Don Celedonio se apresuró a contestar: “Es Héctor. Cuando hace calor se pone algo nervioso. Pero no se preocupen, es inofensivo y está en su jaula”.
Estábamos familiarizados con esa palabra –jaula– pero no con los sonidos que provenían de ella. Luis propuso que fuéramos a tocar la campana en señal de alarma. Don Celedonio lo contuvo: “Tranquilo. No pasa nada. Ya se los dije: es Héctor. Está rugiendo”. ¿Rugiendo?
, pregunté. Pues claro. Es un tigre. ¿Sabes lo que es un tigre?
Ofendida por la duda repetí algo de la definición que había visto en mi libro: Mamífero carnívoro. De pelaje amarillo anaranjado y piel rayada. Es el mayor de los felinos. Pesa más de 200 kilos
.
A nadie le impresionaron mis conocimientos y menos a don Celedonio, que no hacía más que dar vueltas y quejarse: “Desde que salimos de Huehuetoca presentí que las cosas iban a estar mal. Y no me equivoqué: Tico y Taco, los payasos, renunciaron. Mi carromato se ha descompuesto veinte veces. Cuando no se le calienta el motor se le rompe la banda o le falla la batería. Total, he pasado más tiempo estacionado que en carretera. Llevamos casi una semana de retraso. El domingo termina la feria de León. Si al menos pudiera llegar ese día para la clausura... Por favor, ayúdenme”.
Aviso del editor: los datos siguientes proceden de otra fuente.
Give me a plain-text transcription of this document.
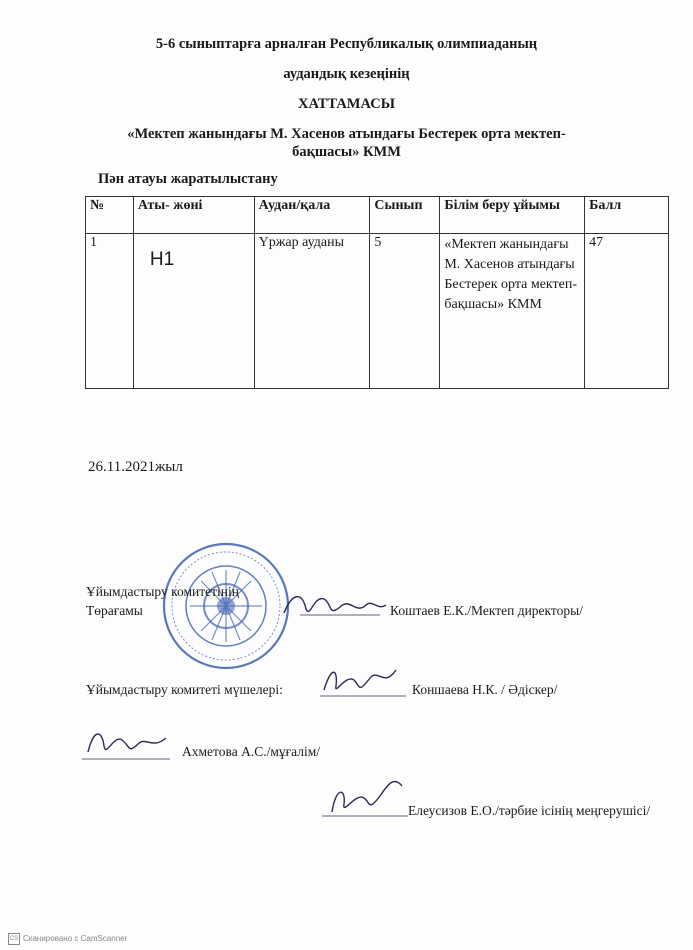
5-6 сыныптарға арналған Республикалық олимпиаданың
аудандық кезеңінің
ХАТТАМАСЫ
«Мектеп жанындағы М. Хасенов атындағы Бестерек орта мектеп-
бақшасы» КММ
Пән атауы жаратылыстану
№	Аты- жөні	Аудан/қала	Сынып	Білім беру ұйымы	Балл
1	Н1	Үржар ауданы	5	«Мектеп жанындағы М. Хасенов атындағы Бестерек орта мектеп- бақшасы» КММ	47
26.11.2021жыл
Ұйымдастыру комитетінің
Төрағамы	Коштаев Е.К./Мектеп директоры/
Ұйымдастыру комитеті мүшелері:	Коншаева Н.К. / Әдіскер/
Ахметова А.С./мұғалім/
Елеусизов Е.О./тәрбие ісінің меңгерушісі/
CS Сканировано с CamScanner
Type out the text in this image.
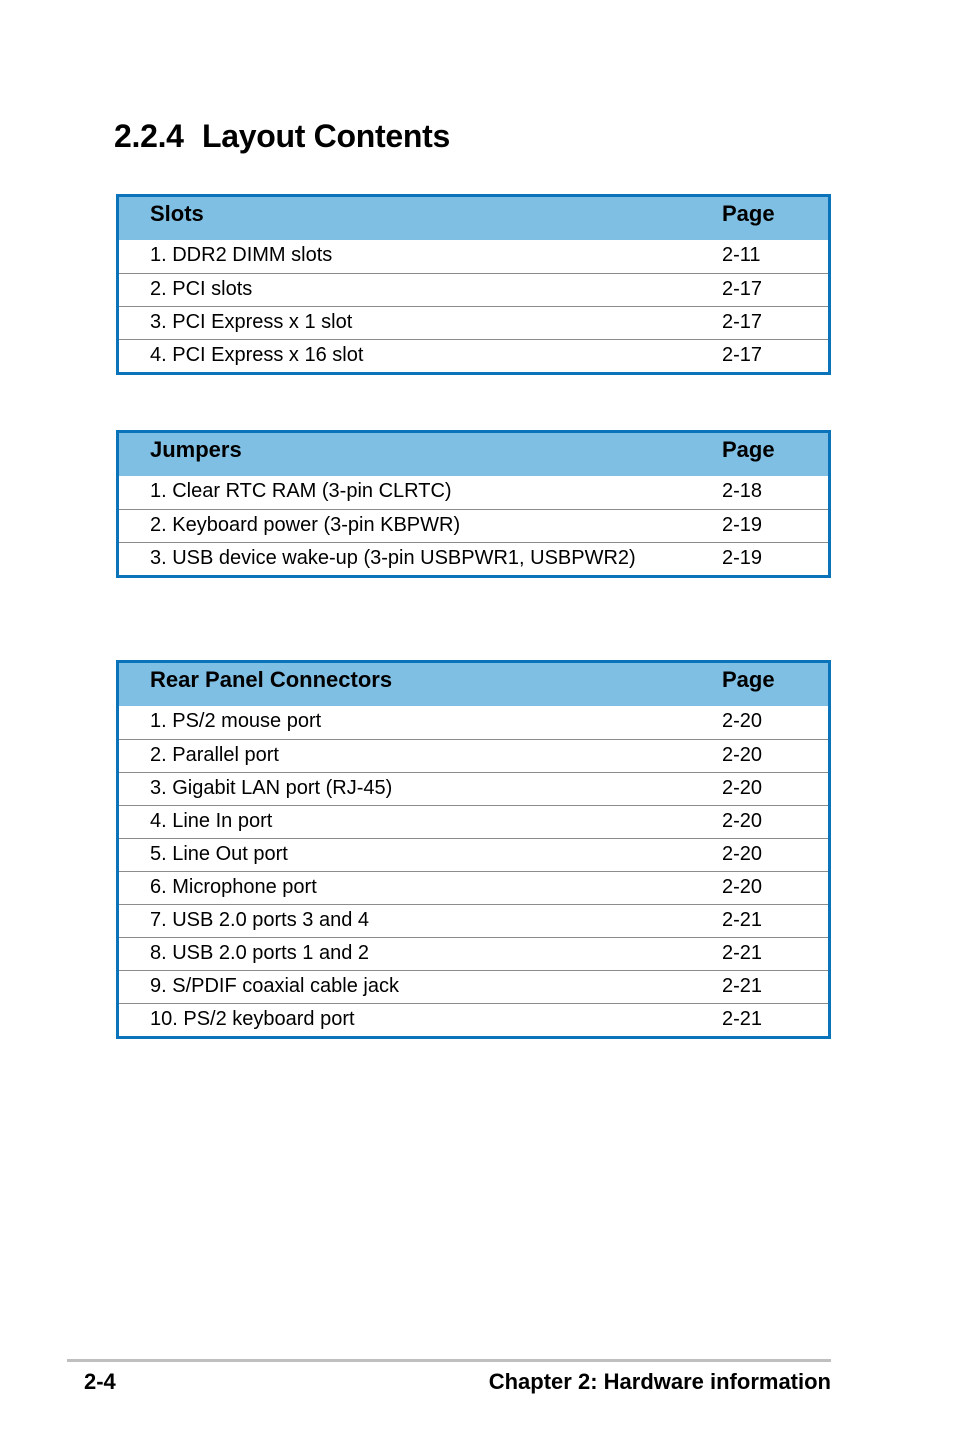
2.2.4 Layout Contents
Slots	Page
1. DDR2 DIMM slots	2-11
2. PCI slots	2-17
3. PCI Express x 1 slot	2-17
4. PCI Express x 16 slot	2-17
Jumpers	Page
1. Clear RTC RAM (3-pin CLRTC)	2-18
2. Keyboard power (3-pin KBPWR)	2-19
3. USB device wake-up (3-pin USBPWR1, USBPWR2)	2-19
Rear Panel Connectors	Page
1. PS/2 mouse port	2-20
2. Parallel port	2-20
3. Gigabit LAN port (RJ-45)	2-20
4. Line In port	2-20
5. Line Out port	2-20
6. Microphone port	2-20
7. USB 2.0 ports 3 and 4	2-21
8. USB 2.0 ports 1 and 2	2-21
9. S/PDIF coaxial cable jack	2-21
10. PS/2 keyboard port	2-21
2-4	Chapter 2: Hardware information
La angustia de don Celedonio conmovió a Arcadio: A estas horas ya no va a encontrar a nadie que le componga su charchina. Si quiere le revisamos el motor, algo sabemos de eso, pero conste que no le prometo nada
. A manera de respuesta Celedonio dio rumbo a La Ciega. Todos lo seguimos, también los perros, con Pinto a la cabeza.
III
Conforme nos acercábamos a la mina se oían con más claridad rumores de animales y voces. El primero en salir al encuentro de don Celedonio fue Yuri, el cuidador de Héctor. Enseguida apareció Zaira, la encargada de Lalo, el chimpancé (simio antropoide originario de África Ecuatorial. Tiene brazos largos, cuerpo cubierto de pelo, menos la cara, y apto para el aprendizaje). El tercero en recibirnos fue Ladislao, el domador de Noble, el león (mamífero carnívoro, de unos dos metros de longitud, cuerpo robusto, pelaje ocráceo y cola larga que remata en un penacho de pelos).
Matías llegó corriendo y se presentó como el encargado de Kabal, el dromedario (camello con una sola joroba utilizado como medio de transporte y bestia de carga en los desiertos de África y Arabia). Lo siguió Anselmo, único capaz de entender las reacciones de Brunilda, la cebra (mamífero ungulado parecido al caballo, pelaje blanquecino con rayas blancas o negras). Ante aquellos animales fabulosos, jamás vistos, para mí se borró la fauna conocida, incluidos Pinto y la jauría que lideraba.
Arreglar el carromato tomó del viernes por la noche al amanecer del domingo. Don Celedonio al fin respiró tranquilo: podría llegar a la clausura de la feria. Para agradecernos la ayuda ordenó que se montara la carpa con el emblema de Camarena y sus Estrellas. Con la ayuda de Matías y Ladislao improvisó una pista. Sentados en las piedras vimos por vez primera una breve función de circo. Nuestras expresiones asombradas aparecen en la fotografía que tomó Zaira (y nos envió mucho tiempo después). El paseo de Kabal fue el broche de oro. Al terminar el número, entre todos desmontamos la carpa. Los animales, en sus jaulas rodantes, emprendieron el viaje rumbo a León.
Escoltamos a la compañía hasta el entronque con la carretera. Allí nos despedimos. Don Celedonio prometió volver a San Antonino para darnos una función de circo en toda forma. Hasta la fecha no ha cumplido el compromiso pero seguimos agradeciendo su aparición en San Antonino: de no haber sido por eso jamás habríamos visto animales portentosos llegados de otros mundos. Tigre. Chimpancé. León. Dromedario. Cebra. Junto a ellos escribo el nombre de Pinto. También único, también de otro mundo.